‘Hope. Stupid, forlorn, naive hope.’
‘I don’t get you.’
‘That we might just be able to keep driving... If there was the slightest gap.’
‘Ah.’ I got her then.
‘Like I said. Stupid. There was never going to be a fucking gap, was there? Not with her.’
‘No. Not with her. Fair play to you for givin’ it a go, mind.’ I remembered something from the hell I had inhabited just hours before. ‘You nearly said something, didn’t you? To that other doctor. The woman.’
‘Nearly.’ Lilith pressed her forehead against the misted glass. ‘God, Finn, what the hell was I thinking?’ There was an odd catch in her voice that I’d never heard before.
‘Lili? Are you crying?’
‘No.’ She scrubbed at her cheeks with the back of her hand and gave a discreet sniff. ‘Yes. Just remnants. Thought I’d got rid of it all earlier, to be honest.’ I watched her back stiffen as she fought to bring the tears back under control.
‘What’s wrong?’
‘Just... everything – All of it. All of today, and all the bastards out there. The whole bloody world, populated by monsters. Garvey, Maxwell, bloody Serena.’ She took a breath. ‘Me.’
‘You?’ I asked incredulously. ‘What the fuck have you done to be on that list?’
‘I hit you. Last night.’
I started to laugh, but had to stop when the stitches in my stomach began to feel like cheesewire in my skin. ‘Oh Jesus Christ Lili, is that what’s upsetting you? That you gave me a bit of a well-deserved whack for bein’ an evil-tongued shit? The only thing that surprised me was that it took you so bloody long!’

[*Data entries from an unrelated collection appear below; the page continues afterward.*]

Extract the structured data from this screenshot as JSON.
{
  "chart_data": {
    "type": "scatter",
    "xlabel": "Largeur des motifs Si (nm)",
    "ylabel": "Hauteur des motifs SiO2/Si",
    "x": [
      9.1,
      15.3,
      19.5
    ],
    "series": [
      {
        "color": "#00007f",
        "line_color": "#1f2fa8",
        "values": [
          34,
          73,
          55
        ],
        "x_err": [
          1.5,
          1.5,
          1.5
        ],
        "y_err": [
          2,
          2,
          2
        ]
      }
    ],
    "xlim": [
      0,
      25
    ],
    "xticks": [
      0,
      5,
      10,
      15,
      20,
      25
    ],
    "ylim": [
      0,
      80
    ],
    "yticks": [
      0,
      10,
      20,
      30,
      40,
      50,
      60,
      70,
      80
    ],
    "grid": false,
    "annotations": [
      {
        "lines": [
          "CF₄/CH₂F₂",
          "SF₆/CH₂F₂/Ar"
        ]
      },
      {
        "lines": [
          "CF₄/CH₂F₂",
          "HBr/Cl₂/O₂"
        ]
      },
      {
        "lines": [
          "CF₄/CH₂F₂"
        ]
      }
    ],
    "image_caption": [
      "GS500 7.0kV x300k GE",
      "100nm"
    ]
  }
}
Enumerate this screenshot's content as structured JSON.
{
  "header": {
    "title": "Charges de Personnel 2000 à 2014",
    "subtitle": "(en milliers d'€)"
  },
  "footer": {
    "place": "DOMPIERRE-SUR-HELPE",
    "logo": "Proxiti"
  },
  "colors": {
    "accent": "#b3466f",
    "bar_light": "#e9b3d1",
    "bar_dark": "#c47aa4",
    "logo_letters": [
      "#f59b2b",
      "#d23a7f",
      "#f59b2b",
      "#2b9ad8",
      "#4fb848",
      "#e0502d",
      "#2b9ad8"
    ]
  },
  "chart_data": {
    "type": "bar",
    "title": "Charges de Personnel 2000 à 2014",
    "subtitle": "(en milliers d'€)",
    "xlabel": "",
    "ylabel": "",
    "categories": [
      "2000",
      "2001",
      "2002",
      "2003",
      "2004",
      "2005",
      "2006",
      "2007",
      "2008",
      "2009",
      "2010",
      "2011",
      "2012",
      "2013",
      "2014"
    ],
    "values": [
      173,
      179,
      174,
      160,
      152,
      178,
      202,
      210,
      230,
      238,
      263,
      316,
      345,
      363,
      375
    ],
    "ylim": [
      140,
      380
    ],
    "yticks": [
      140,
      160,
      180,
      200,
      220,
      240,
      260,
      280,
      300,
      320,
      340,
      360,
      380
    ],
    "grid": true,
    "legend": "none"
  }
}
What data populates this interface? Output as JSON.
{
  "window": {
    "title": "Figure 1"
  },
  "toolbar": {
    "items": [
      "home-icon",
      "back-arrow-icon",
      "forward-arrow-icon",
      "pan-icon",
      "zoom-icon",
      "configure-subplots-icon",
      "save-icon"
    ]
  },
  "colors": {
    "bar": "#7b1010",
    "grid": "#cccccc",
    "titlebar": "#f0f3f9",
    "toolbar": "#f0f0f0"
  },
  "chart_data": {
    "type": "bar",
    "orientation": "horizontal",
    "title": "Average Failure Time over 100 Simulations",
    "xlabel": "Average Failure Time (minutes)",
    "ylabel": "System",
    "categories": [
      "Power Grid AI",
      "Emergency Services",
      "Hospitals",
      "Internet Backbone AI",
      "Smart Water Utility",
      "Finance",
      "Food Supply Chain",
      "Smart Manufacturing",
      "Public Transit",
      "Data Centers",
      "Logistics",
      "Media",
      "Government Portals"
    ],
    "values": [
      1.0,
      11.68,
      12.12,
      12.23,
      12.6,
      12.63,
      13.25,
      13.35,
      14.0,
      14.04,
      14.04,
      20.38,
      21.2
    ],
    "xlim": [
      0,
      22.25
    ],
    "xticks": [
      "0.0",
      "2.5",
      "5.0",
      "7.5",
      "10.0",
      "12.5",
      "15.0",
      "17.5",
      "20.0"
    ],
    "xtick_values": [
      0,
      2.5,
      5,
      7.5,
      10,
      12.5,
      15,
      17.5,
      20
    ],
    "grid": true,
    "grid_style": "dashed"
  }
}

‘It was unforgivable.’ I got a glimpse of the tempered steel that was Lilith’s moral code. In that moment, I realised that even if she stayed at Albermarle for the next thousand years, Blaine would never have her. I also knew from hard experience that what my employer could not possess, she destroyed, and that sudden terror made me reach across the expanse and grasp Lilith’s arm.
‘Lili – no-one’s ever done anything like this for me. Ever. Are you hearing me? I sure as hell know I wouldn’t have taken the risks you did today just for a whore.’
‘Don’t say that,’ Lilith said, and I caught sight of her reddened eyes and tearstained cheeks.
‘It’s what I am.’
‘It’s what she makes you do. It’s not who you are,’ she retorted.
I didn’t fancy my chances in a semantics debate with Lilith at the best of times. Right now, knackered and aching, and with half my blood supply consisting of a charitable donation, I knew when to let it drop. There was only one other thing I could do, and it had been so long since I had dared – wanted – to do anything like it that I could barely remember the moves. ‘Come here,’ I urged.
I expected refusal, or at least hesitation. Instead, Lilith immediately buried her head into my chest and entwined her small, perfect hands around my back. The momentary discomfort was nothing at all compared to the realisation that she was finding refuge in my flawed embrace.
Lilith
I had no idea how long we remained like that. Longer than I had ever stayed in any other man’s arms, I knew that for sure. Every time I breathed in, sweat and antiseptic mingled with his individual scent and I could feel the soft pulse of Finn’s temazepam-slowed heart through his t-shirt. For a while I was content to let that steady rhythm begin to calm and ready me for the rest of the journey.
What I did know was that as we sheltered from our own private tempests, something immutable happened to the bond between Finn Strachan and me, and our unnamed relationship shifted into something far stronger than either of us knew how to control. If I’d had the energy, I might have halted it there, kept my face turned away and driven on through the storm. But right then, I needed the haven that Finn offered more than oxygen.
It was a grudging return to practicality and the twisted realm of curfews and arbitrary punishment that made me break away from Finn’s hold. ‘Thank you,’ I whispered into the warmth of his chest.
‘I’m sure that’s meant to be the other way round.’ He stroked my head one last time. ‘Um, Lili?’ he added as I started the engine, and I prepared myself for an expression of regret at our contact, or a warning not to mention anything of this to Blaine. ‘I don’t suppose you remembered my fags as well, did you?’